R Le temps qu’ils consacrent à la lecture est irremplaçable car il stimule l’imagination, augmente leur capacité à raisonner plus tard et favorise l’esprit critique. En d’autres termes, elle alimente une manière plus complexe de comprendre le monde qui les entoure. Il peut s’agir de lectures choisies par eux sur de nombreux sujets, de la bande dessinée à Harry Potter, mais il est essentiel qu’ils aient un temps de lecture obligatoire. Cette activité est ce qui peut les aider à grandir intellectuellement plus tard. Les enfants doivent s’habituer à avoir un temps fixe pour lire des histoires, qui ne sont pas remplacées par des vidéos ou des films. Ce n’est pas la même chose de lire une histoire que de regarder une vidéo d’une histoire. Il n’a pas le même effet sur l’esprit d’un enfant et ne le stimule pas de la même manière. Une vidéo est une interprétation de la réalité. Un roman ou une histoire vous stimule à imaginer de nombreuses possibilités et c’est un exercice que l’esprit apprécie.
Q Pensez-vous qu’il est important de revoir les sujets pendant les vacances ?
R Je ne suis pas en faveur d’un modèle de révision des cours. Je crois que neuf mois est un délai raisonnable pour que les enfants acquièrent les apprentissages scolaires que nous convenons d’être socialement nécessaires. On ne peut pas non plus le mettre dans le même sac à tous les âges, je comprends que les élèves qui ont terminé leurs études secondaires et qui ont eu des problèmes scolaires, ont peut-être d’autres critères. Pendant la période de maturation, il est pertinent que les enfants fassent et aient des expériences d’apprentissage, mais pas qu’ils examinent l’apprentissage scolaire. La lecture est essentielle, mais aussi qu’ils aient accès à de nouvelles expériences, qu’ils puissent aller dans un musée, faire une excursion nature, construire une crèche, s’occuper d’un animal de compagnie… Et j’insiste : parler.
Q Au final, cet été, qu’est-ce que cela devrait impliquer dans la relation entre parents et enfants ?

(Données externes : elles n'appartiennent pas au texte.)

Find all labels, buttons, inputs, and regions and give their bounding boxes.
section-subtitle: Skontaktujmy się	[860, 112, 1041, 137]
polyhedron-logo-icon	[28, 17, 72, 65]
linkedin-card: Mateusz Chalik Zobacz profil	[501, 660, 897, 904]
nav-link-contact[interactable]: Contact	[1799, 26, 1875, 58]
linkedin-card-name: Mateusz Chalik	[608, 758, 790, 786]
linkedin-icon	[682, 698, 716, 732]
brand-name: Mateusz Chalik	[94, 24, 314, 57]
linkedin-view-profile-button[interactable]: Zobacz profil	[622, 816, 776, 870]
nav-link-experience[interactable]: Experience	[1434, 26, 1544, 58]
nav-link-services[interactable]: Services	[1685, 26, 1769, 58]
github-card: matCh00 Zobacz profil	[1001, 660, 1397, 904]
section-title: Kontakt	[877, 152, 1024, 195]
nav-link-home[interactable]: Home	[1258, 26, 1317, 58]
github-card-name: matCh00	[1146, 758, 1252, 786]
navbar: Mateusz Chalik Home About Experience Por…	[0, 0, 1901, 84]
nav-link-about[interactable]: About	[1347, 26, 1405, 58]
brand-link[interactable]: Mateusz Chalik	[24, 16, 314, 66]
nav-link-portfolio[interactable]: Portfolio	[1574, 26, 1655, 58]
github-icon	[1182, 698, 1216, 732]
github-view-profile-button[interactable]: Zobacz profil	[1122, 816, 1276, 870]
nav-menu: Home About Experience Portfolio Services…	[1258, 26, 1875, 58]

R Le premier est la relation physique : les caresser, les serrer dans ses bras, jouer avec eux. Cette relation étroite nourrit la confiance et l’estime de soi de base. Un autre élément important concerne les limites de ce qui est bien ou mal, de ce qu’ils ont ou ne doivent pas faire, des valeurs importantes que nous avons pour eux et de pouvoir les approfondir et les éduquer dans ces limites dans un modèle positif de discipline et d’autorité. Le prochain composant à considérer est la boîte de dialogue. A un certain âge, les conversations deviennent des négociations : tu me quittes ou pas, à quelle heure j’arrive… Pour cette raison, il faut trouver des moments où l’on peut parler en situation de non-conflit. Il faut manger et dîner ensemble sans technologie, sans gadgets, sans WhatsApp. Faites aussi des choses qui n’ont pas de but pédagogique, mais simplement être. Au fur et à mesure que les enfants et les adolescents grandissent, de nouveaux défis et peurs apparaissent : Comment gérer la rupture du cordon ombilical ? Jusqu’où les laisse-t-on libres sans perdre le contrôle nécessaire, mais avec un vote de confiance dans ce qu’ils décident et font ? Comment les accompagner lorsqu’ils se trompent ? Être parents Et enfin, favorisons les relations intergénérationnelles à une époque où l’âgisme est de plus en plus présent. En Espagne, nous avons une belle tradition de visite des familles, des cousins, des grands-parents. Cette opportunité est bien plus importante qu’il ne nous semble car elle génère une responsabilité intergénérationnelle.